Malaysian palm oil giant Sime Darby, responsible for environmental degradation and alleged violations of national regulations in Liberia, have received financial assistance worth more than €450m from European banks, pension funds and private equity funds. Independent studies confirm that Sime Darby operations could lead to a loss of biodiversity, food sources and livelihoods – leading to chronic poverty.

In order to avoid financing palm oil companies involved in land grabs, almost all EU financers have developed codes of conduct that companies need to uphold such as respecting the Roundtable on Sustainable Palm Oil or the UN Global Compact Principles. However, the same European banks and pension funds continue to finance the work of Sime Darby and Wilmar International.
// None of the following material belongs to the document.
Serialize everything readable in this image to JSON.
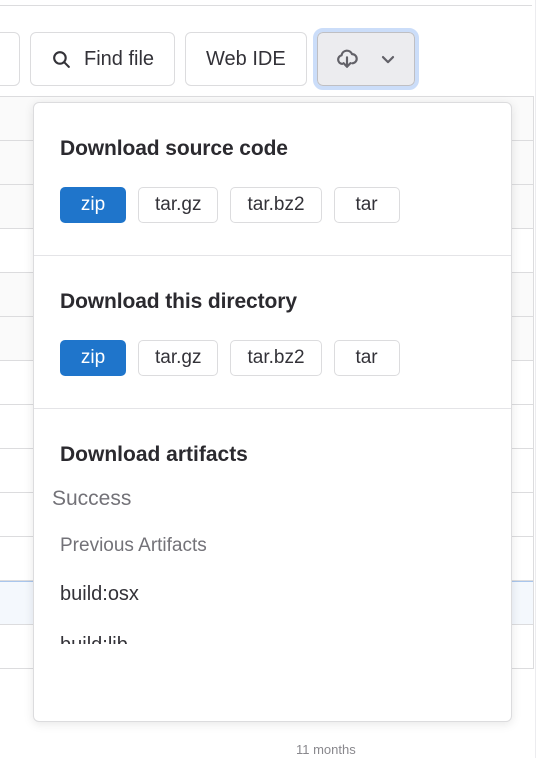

These institutions are uniform in their inaction when pressed on how the financing of these projects violates their own sustainability principles.

European financial institutions should, as a bare minimum, follow their own rules on appropriate investment, and push firms such as Wilmar to clean up their act. Neither European policy, nor European money, should be contributing to land conflicts with local communities, deforestation or violations of national law. The Norwegian pension fund has already divested from Wilmar because of continuous problems with its operations – what will EU investors do?

Europe is not alone in banking on agrofuels, but it must provide leadership and decisive action to prevent further harm to people and the environment. Removing the €10bn of subsidies for the agrofuels industry, correcting carbon accounting to include land-derived greenhouse gas emissions, and going beyond a cap to set a trajectory to phase out the use of agrofuels in transport will reduce pressure on food, land and communities. We must stop burning food in our fuel tanks.